Господин аббат Куаньяр тем временем пил прямо из бутылки, а Катрина, склонив головку на мое плечо, шептала мне на ухо:

— Жак, я чувствую, что всю жизнь буду любить только вас.

Услышав такие слова, произнесенные прелестной особой, раздетой до рубашки, я впал в состояние небывалого смятения. Я окончательно захмелел, ибо Катрииа заставляла меня пить из одного с ней стакана, что, впрочем, прошло незамеченным в общей суматохе, так как ужин изрядно разгорячил наши головы.
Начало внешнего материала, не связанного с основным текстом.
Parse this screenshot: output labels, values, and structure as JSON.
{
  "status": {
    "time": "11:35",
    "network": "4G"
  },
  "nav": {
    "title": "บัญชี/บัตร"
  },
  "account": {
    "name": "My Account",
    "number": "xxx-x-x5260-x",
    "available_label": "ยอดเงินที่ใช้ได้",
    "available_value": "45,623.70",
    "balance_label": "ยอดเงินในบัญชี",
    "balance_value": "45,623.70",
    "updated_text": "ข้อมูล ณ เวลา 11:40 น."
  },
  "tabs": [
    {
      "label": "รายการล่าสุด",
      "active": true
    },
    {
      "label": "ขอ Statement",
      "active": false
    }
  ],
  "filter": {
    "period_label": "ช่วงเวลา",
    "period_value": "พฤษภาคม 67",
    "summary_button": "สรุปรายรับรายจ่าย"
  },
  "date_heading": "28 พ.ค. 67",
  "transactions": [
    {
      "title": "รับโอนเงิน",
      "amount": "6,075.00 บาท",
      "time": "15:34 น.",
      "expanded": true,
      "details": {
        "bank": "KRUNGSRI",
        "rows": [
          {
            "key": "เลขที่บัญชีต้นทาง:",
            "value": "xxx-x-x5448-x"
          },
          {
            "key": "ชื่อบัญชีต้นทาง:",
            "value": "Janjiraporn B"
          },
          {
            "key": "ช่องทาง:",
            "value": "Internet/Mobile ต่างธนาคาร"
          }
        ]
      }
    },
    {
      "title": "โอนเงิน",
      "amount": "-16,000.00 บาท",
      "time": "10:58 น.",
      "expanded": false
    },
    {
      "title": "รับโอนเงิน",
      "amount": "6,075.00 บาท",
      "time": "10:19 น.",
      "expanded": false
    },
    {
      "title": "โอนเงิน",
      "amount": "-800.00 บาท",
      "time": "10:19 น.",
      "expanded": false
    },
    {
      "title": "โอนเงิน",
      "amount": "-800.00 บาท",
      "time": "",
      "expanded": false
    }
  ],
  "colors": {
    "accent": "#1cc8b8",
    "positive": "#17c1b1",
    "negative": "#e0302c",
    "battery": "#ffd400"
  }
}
Господин д'Анктиль, отбив о край стола горлышко бутылки, вновь обдал нас струей вина, и с этой минуты я уже перестал отдавать себе отчет в том, что говорилось и делалось вокруг. Однако ж я успел заметить, что коварная Катрина выплеснула стакан вина за шиворот своему любовнику, в ответ на что любезный кавалер вылил две, а может, и три бутылки вина на девицу, сидевшую в одной рубашке, и превратил ее таким способом в некую мифологическую фигуру из породы никогда не просыхающих нимф или наяд. Катрина заплакала от злости и стала корчиться в судорогах.